« J’ai encore du mal à digérer cette réunion », soupire un scientifique. 93 académiciens et 24 invités étaient conviés ce lundi à l’Académie des sciences pour un grand débat autour du climat. Un raout souhaité en avril par Valérie Pécresse, ministre de l’Enseignement supérieur et de la Recherche, afin de « permettre la confrontation sereine des points de vue et des méthodes et [d’]établir l’état actuel des connaissances scientifiques sur le changement climatique. ». Alors sereine, cette réunion ? Correcte au moins, nuance un académicien présent. « Il y a encore quelques temps, les gens n’auraient pas pu se parler. Là, nous avons eu une longue discussion. »
Mais voilà. Neuf heures de débat, c’est bien court pour faire le tour des questions sur le climat. « Même en une journée, on ne peut qu’effleurer ces domaines très complexes », confie cet académicien. Une rapidité qui a fait le jeu des sceptiques ? « Nous avons eu une longue discussion sur la température moyenne ou sur l’activité du soleil (des points souvent sujets à controverse, ndlr) mais nous n’avons pas du tout parlé du rôle de l’océan par exemple », regrette un autre témoin.
« Pénible ignorance »
Déroutant aussi pour les spécialistes de répondre aux interrogations naïves de leurs pairs. « Quelques questions nous on fait revenir cinquante ans en arrière. Certains ont demandé comment nous savions que le CO2 est d’origine anthropique ! », poursuit-il . Un autre parle d’une « pénible ignorance » et d’un débat « infini sur ce que veut dire une température moyenne ». L’Académie des sciences aurait-elle été gagnée par le climato-scepticisme ? En tout cas le passage à la tribune de Vincent Courtillot, directeur de l’Institut de physique du globe, ou la « longue intervention » de Richard Lindzen, physicien américain, tous deux connus pour leurs positions sceptiques, ont fait grincer plus d’une canine. Quant à l’objet de toutes les crispations, Claude Allègre, il n’a assisté qu’à une heure de débat, sans intervenir. Reste que la discussion a eu le mérite d’exister. « Il a permis une explication au moins en interne. Ca nous a permis d’avoir une tribune, de réaffirmer une démarche authentiquement scientifique. C’est un pas que je crois utile », souligne un scientifique.
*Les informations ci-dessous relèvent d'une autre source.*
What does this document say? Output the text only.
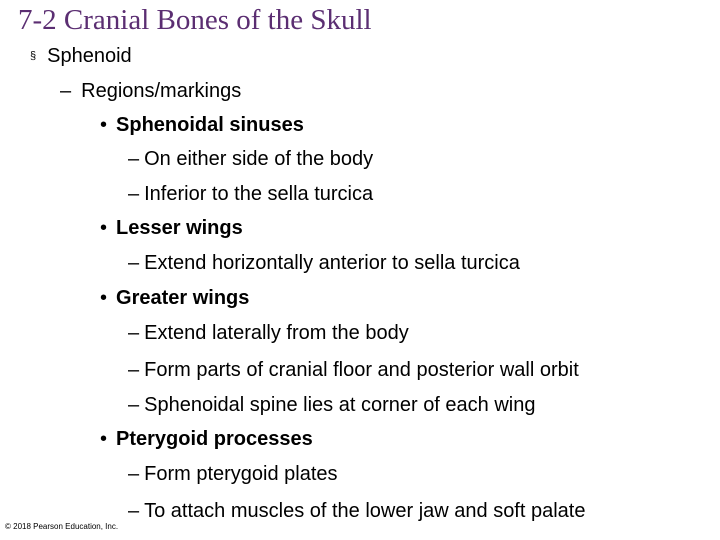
7-2 Cranial Bones of the Skull
§ Sphenoid
– Regions/markings
• Sphenoidal sinuses
– On either side of the body
– Inferior to the sella turcica
• Lesser wings
– Extend horizontally anterior to sella turcica
• Greater wings
– Extend laterally from the body
– Form parts of cranial floor and posterior wall orbit
– Sphenoidal spine lies at corner of each wing
• Pterygoid processes
– Form pterygoid plates
– To attach muscles of the lower jaw and soft palate
© 2018 Pearson Education, Inc.
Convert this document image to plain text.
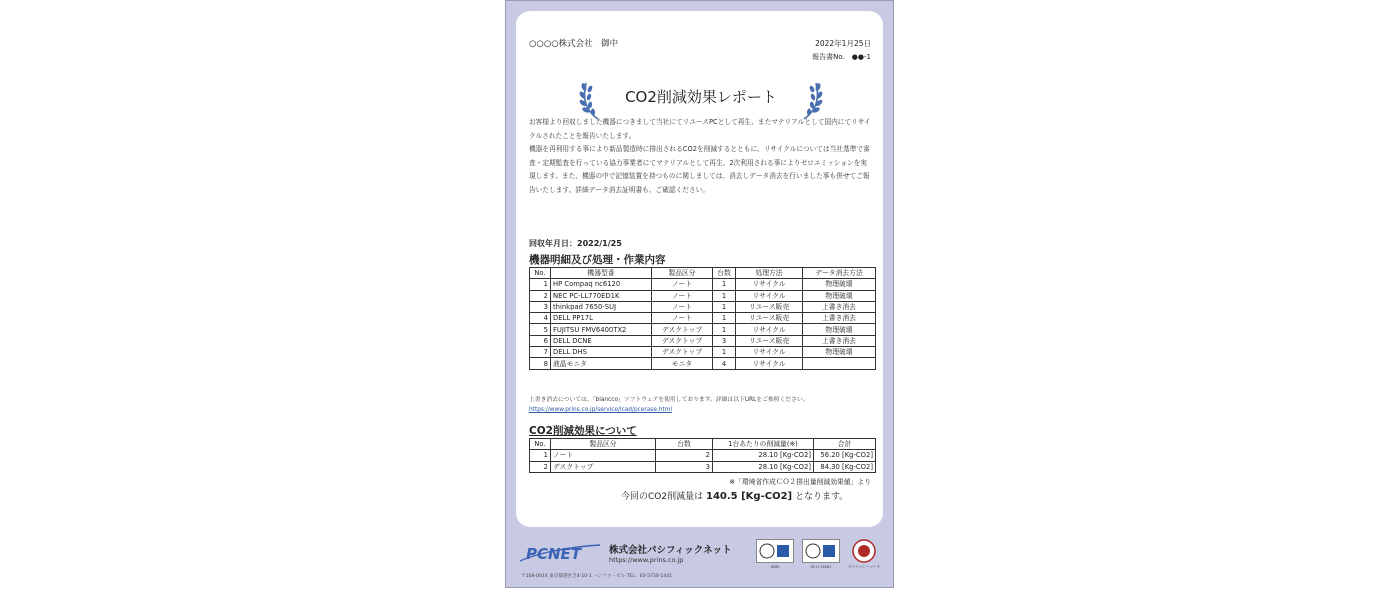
○○○○株式会社　御中	2022年1月25日
報告書No.　●●-1
CO2削減効果レポート

お客様より回収しました機器につきまして当社にてリユースPCとして再生、またマテリアルとして国内にてリサイクルされたことを報告いたします。

機器を再利用する事により新品製造時に排出されるCO2を削減するとともに、リサイクルについては当社基準で審査・定期監査を行っている協力事業者にてマテリアルとして再生、2次利用される事によりゼロエミッションを実現します。また、機器の中で記憶装置を持つものに関しましては、消去しデータ消去を行いました事も併せてご報告いたします。詳細データ消去証明書も、ご確認ください。

回収年月日：2022/1/25
機器明細及び処理・作業内容
No.	機器型番	製品区分	台数	処理方法	データ消去方法
1	HP Compaq nc6120	ノート	1	リサイクル	物理破壊
2	NEC PC-LL770ED1K	ノート	1	リサイクル	物理破壊
3	thinkpad 7650-SUJ	ノート	1	リユース販売	上書き消去
4	DELL PP17L	ノート	1	リユース販売	上書き消去
5	FUJITSU FMV6400TX2	デスクトップ	1	リサイクル	物理破壊
6	DELL DCNE	デスクトップ	3	リユース販売	上書き消去
7	DELL DHS	デスクトップ	1	リサイクル	物理破壊
8	液晶モニタ	モニタ	4	リサイクル	
上書き消去については、「blancco」ソフトウェアを使用しております。詳細は以下URLをご参照ください。
https://www.prins.co.jp/service/lcad/pcerase.html
CO2削減効果について
No.	製品区分	台数	1台あたりの削減量(※)	合計
1	ノート	2	28.10 [Kg-CO2]	56.20 [Kg-CO2]
2	デスクトップ	3	28.10 [Kg-CO2]	84.30 [Kg-CO2]
※「環境省作成ＣＯ２排出量削減効果値」より
今回のCO2削減量は 140.5 [Kg-CO2] となります。
PCNET	株式会社パシフィックネット
https://www.prins.co.jp
〒108-0014 東京都港区芝4-10-1 ハンファ・ビル TEL：03-5730-1441
ISMS	JIS Q 15001	プライバシーマーク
« Pas des extrémistes gagnés à Greenpeace »
Reste désormais à l’Académie à ne pas rater la marche de la communication. « Il faut voir comment l’Institut la gère, précise ce dernier. L’Académie ne peut pas en rester là. » Elle a promis de remettre un rapport sur le contenu du débat à huis clos. Une étape essentielle pour les climatologues qui cherchent à empêcher empêcher Claude Allègre de placer discrètement sa fondation sous l’égide de l’Institut. « Il est très important que le message des scientifiques orthodoxes soit perçu comme très sérieux, qu’on montre qu’ils ne sont pas des extrémistes gagnés à Greenpeace, comme le soutient Allègre. C’est ça qui aidera à résister à ce genre d’initiatives. »
Un peu de transparence dans un processus bien opaque. Impossible en effet de savoir où en est l’examen de la fondation Allègre par l’Institut, ni comment ce genre de décisions est prise habituellement. « Ça se passe entre deux portes. L’Institut a une structure compliquée. J’en sais plus sur ce sujet par la presse qu’en interne », soupire le même académicien. Beaucoup redoutent le sceau de l’Académie des sciences sur le think tank d’Allègre. « Ce serait un désaveu pour la communauté scientifique », poursuit-il. « Je perdrais toute confiance dans cette institution », ajoute un autre scientifique.